"Lor', Peter, are you back? I suppose I ought to be up, but I was so sleepy. What's the time? Why, what's the matter? Where have you been?"
Peter did not go over to her at once as she had expected. It was not that he felt he could not, or anything like that, but simply that he was only thinking of her in a secondary way. He walked to the dressing-table and lifted the flowers she had worn the night before and put there in a little glass.
"Where have you been, old Solomon?" demanded Julie again.
"Seeing wonders, Julie," said Peter, looking dreamily at the blossoms.
"No? Really? What? Do tell me. If it was anything I might have seen, you were a beast not to come back for me, d'you hear?"
Peter turned and stared at her, but she knew as he looked that he hardly saw her. Her tone changed, and she made a little movement with her hand, "Tell me, Peter," she said again.
"I've seen," said Peter slowly, "a bigger thing than I thought the world could hold, I've seen something so wonderful, Julie, that it hurt—oh, more than I can say. I've seen Love, Julie."
She could not help it. It was a foolish thing to say just then, she knew, but it came out. "Oh, Peter," she said, "did you have to leave me to see that?"
"Leave you?" he questioned, and for a moment so lost in his thought was he that he did not understand what she meant. Then it dawned on him, and he smiled. He did not see as he stood there, the clumsy Peter, how the two were related. So he smiled, and he came over to her, and took her hand, and sat on the bed, his eyes still full of light. "Oh, you've nothing to do with it," he said. "It's far bigger than you or I, Julie. Our love is like a candle held up to the sun beside it. Our love wants something, doesn't it? It burns, it—it intoxicates, Julie. But this love waits, waits, do you understand? It asks nothing; it gives, it suffices all. Year after year it just waits, Julie, waits for anyone, waits for everyone. And you can spurn it, spit on it, crucify it, and it is still there when you—need, Julie." And Peter leaned forward, and buried his face in her little hand.

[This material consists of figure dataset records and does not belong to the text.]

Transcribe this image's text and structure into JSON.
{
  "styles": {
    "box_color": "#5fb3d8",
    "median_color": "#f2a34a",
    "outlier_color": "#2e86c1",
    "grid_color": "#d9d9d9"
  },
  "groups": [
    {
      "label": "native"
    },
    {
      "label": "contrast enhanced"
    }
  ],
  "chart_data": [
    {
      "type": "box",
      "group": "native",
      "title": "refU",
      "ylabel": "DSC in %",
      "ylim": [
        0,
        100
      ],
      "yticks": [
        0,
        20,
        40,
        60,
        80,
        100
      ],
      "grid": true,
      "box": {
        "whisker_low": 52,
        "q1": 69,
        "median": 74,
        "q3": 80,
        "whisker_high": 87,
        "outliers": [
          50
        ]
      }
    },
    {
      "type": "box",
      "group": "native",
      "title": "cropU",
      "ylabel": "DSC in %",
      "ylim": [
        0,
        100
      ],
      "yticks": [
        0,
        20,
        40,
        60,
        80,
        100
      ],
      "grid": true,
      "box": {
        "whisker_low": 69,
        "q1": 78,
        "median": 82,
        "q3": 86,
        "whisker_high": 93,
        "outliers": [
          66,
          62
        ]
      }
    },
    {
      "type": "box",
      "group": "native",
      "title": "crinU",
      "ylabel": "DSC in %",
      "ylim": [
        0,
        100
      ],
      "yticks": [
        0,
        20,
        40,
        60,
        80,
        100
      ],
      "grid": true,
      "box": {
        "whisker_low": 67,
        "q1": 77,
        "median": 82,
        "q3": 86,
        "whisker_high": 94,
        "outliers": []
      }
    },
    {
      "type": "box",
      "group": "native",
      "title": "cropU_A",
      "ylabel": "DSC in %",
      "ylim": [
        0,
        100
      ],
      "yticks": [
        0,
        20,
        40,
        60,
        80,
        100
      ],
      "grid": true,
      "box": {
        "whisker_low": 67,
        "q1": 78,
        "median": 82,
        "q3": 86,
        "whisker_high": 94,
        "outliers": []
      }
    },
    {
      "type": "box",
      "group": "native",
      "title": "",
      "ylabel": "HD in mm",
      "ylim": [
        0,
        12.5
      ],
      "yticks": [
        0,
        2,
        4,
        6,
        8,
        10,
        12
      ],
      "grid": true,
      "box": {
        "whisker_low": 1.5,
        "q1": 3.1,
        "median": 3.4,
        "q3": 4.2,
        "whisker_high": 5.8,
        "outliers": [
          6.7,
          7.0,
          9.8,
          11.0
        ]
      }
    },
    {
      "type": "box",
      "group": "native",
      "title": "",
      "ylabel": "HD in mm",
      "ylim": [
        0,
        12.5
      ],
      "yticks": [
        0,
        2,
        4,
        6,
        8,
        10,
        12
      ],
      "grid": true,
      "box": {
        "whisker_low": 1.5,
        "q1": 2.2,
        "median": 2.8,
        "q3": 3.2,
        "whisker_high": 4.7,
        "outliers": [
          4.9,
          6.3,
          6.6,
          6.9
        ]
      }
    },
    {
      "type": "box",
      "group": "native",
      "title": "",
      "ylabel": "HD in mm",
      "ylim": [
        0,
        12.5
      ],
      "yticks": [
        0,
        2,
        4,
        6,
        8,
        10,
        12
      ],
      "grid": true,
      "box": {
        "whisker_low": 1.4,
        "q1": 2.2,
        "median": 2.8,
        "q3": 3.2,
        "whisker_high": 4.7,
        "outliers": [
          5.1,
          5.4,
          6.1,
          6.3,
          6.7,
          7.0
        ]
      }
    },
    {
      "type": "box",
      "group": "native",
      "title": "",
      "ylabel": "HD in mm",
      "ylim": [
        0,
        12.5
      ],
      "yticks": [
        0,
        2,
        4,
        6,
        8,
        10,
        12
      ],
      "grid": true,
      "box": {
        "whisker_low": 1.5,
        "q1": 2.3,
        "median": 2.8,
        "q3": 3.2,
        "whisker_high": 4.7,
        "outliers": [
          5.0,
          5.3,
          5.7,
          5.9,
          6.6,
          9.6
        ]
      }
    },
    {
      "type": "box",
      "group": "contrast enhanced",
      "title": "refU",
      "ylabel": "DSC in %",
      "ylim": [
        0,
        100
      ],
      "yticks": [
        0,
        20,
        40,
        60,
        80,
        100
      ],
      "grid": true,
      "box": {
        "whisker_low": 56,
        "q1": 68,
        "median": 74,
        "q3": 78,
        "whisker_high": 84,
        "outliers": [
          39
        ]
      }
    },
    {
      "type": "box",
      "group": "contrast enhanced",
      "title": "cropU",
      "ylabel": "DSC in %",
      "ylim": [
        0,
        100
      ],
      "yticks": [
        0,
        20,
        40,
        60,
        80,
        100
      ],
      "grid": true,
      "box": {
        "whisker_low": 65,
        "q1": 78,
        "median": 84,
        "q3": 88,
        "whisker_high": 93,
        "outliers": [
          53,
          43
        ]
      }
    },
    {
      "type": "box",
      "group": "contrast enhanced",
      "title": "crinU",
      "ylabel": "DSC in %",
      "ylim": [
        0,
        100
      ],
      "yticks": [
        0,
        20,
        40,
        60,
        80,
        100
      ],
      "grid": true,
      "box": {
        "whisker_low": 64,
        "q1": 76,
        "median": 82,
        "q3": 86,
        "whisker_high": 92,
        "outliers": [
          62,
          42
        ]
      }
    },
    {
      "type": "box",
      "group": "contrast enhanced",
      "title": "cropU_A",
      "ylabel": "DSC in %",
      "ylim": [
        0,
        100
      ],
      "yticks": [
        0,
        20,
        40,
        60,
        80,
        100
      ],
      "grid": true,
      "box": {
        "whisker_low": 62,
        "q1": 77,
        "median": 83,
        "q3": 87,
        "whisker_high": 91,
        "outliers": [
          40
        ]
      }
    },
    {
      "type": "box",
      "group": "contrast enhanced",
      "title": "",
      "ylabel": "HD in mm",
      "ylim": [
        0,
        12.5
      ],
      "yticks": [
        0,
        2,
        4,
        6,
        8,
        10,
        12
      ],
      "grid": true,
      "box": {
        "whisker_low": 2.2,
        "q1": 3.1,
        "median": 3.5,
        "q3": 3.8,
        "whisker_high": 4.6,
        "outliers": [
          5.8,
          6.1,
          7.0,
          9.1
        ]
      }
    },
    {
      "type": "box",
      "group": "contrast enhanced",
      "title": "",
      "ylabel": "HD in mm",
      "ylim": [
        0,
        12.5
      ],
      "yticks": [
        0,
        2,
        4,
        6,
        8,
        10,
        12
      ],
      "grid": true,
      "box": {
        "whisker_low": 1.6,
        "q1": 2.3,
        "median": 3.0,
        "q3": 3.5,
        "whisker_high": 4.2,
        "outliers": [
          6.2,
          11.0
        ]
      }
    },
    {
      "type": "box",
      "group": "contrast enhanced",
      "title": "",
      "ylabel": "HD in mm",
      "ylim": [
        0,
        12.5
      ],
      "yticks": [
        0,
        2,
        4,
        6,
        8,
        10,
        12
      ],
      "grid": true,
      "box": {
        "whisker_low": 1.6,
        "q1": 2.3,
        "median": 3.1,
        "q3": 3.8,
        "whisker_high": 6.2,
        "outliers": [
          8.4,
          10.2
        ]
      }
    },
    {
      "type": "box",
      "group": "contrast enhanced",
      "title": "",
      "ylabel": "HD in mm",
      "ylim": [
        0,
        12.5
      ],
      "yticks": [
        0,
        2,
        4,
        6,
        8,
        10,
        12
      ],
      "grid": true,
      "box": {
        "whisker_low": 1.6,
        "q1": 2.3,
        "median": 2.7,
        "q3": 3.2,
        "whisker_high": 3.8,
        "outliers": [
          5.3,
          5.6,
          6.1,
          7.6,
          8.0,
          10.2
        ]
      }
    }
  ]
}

Julie heard him through, and it was well that before the end he did not see her eyes. Then she moved her other hand which held the half-burnt cigarette and dropped the smoking end (so that it made a little hiss) into her teacup on the glass-topped table, and brought her hand back, and caressed his hair as he lay bent forward there. "Dear old Peter," she said tenderly, "how he thinks things! And when you saw this—this love, Peter, how did you feel?"